Il la regarda se relever et frémit lorsque, les mâchoires contractées, les pupilles vrillées de colère contenue, elle rejeta le col de sa tunique pour observer la morsure.

— Arrêtez de bouger, s'exaspéra-t-elle.

— Je... je ne peux pas, répliqua Luca en claquant des dents.

Des tremblements le parcouraient. Il essaya de les contrôler, en vain ; ils le faisaient esquisser des gestes qu'il n'avait pas commandés et lui donnaient sans aucun doute un aspect stupide.

— C'est drôle... constata Anis.

— Très drôle ! Terr-iblement d-drôle !

— Ce n'est pas ce que je voulais dire. Et parlez moins fort.

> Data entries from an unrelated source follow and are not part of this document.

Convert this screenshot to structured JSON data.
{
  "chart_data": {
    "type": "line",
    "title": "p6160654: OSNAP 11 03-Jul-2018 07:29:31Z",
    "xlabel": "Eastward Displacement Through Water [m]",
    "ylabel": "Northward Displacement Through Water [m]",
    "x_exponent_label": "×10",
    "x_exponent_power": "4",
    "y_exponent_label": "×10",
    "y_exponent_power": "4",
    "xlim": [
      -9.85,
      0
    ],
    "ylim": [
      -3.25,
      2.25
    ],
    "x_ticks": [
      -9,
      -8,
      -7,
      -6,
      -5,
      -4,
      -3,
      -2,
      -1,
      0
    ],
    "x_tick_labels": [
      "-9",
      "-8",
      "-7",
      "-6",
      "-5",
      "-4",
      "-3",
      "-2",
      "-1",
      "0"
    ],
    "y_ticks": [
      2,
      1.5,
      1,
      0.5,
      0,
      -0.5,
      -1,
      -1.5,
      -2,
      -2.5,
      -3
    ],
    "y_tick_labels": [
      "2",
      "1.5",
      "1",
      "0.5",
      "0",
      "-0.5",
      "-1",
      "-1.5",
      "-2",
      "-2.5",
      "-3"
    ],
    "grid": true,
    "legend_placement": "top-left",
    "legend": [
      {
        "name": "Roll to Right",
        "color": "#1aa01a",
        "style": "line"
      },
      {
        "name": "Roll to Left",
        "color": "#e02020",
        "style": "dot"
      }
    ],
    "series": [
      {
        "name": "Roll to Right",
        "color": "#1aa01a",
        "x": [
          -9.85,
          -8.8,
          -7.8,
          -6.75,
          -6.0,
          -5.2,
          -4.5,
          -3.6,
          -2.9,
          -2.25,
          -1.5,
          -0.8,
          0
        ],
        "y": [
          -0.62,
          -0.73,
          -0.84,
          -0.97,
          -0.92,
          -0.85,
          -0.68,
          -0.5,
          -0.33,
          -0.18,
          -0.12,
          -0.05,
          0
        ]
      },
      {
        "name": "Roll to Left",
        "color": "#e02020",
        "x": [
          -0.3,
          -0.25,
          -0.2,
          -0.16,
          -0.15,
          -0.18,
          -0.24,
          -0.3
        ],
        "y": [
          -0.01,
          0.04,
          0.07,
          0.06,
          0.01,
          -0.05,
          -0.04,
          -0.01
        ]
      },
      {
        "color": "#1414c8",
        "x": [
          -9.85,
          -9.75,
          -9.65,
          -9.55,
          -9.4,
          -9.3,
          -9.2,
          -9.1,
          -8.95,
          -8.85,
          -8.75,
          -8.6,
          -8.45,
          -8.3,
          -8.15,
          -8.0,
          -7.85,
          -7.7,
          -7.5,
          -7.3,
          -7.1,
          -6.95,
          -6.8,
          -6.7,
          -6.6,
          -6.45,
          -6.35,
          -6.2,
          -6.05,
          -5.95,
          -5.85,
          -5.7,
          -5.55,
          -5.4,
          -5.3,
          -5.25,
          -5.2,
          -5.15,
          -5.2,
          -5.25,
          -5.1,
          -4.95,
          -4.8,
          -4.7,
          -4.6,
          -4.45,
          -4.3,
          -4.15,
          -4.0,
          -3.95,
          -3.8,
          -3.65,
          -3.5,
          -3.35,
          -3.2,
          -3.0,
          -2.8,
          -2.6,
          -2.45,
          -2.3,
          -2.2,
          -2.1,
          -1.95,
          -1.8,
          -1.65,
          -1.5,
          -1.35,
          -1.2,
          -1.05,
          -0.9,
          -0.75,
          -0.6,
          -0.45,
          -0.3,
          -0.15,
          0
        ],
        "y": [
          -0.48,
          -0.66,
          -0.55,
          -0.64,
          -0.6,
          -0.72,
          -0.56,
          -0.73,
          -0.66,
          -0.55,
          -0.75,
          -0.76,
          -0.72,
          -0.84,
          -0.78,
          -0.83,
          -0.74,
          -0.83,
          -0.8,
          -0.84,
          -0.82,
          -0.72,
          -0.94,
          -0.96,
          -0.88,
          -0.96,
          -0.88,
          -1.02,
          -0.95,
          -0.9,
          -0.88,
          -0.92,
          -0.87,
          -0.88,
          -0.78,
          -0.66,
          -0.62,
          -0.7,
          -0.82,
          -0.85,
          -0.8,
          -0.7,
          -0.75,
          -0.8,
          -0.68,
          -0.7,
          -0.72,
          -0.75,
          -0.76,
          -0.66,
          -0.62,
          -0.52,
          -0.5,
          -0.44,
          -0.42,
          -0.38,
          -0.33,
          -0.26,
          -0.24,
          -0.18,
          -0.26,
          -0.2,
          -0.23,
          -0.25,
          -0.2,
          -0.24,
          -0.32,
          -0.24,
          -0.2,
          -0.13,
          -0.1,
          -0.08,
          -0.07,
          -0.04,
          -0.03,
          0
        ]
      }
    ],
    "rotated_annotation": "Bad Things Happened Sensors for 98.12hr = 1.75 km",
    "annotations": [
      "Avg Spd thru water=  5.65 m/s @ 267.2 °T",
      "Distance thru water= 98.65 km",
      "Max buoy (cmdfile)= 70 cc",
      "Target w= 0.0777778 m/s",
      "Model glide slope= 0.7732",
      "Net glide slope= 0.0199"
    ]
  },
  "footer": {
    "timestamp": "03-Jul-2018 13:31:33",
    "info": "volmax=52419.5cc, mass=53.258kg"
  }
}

Luca pressa une paume sur sa bouche et plissa les yeux, priant pour que cette soudaine folie physique prenne fin. Ce n'était pas de la souffrance qu'il ressentait mais plutôt une rage débridée, doublée à la honte de se découvrir si incontrôlable. Il mettait toute son énergie en œuvre pour rétablir le calme mais ne parvenait qu'à épuiser ses forces, sans résultat.

— Allongez-vous, exigea Anis en le poussant contre le matelas. Tentez de vous calmer. Attendez-moi ici.

— Où allez-vous ? s'inquiéta-t-il en voulant se relever.

Elle appuya méchamment contre sa clavicule et le dissuada de faire le moindre mouvement.

— Il faut partir au plus vite, dit-elle tout bas. Je ne sais pas ce que vous avez, mais il vous faut de meilleurs soins que les miens. Je vais descendre chercher un cheval à l'écurie...

r13;Vous allez le v-voler ? chuchota-t-il.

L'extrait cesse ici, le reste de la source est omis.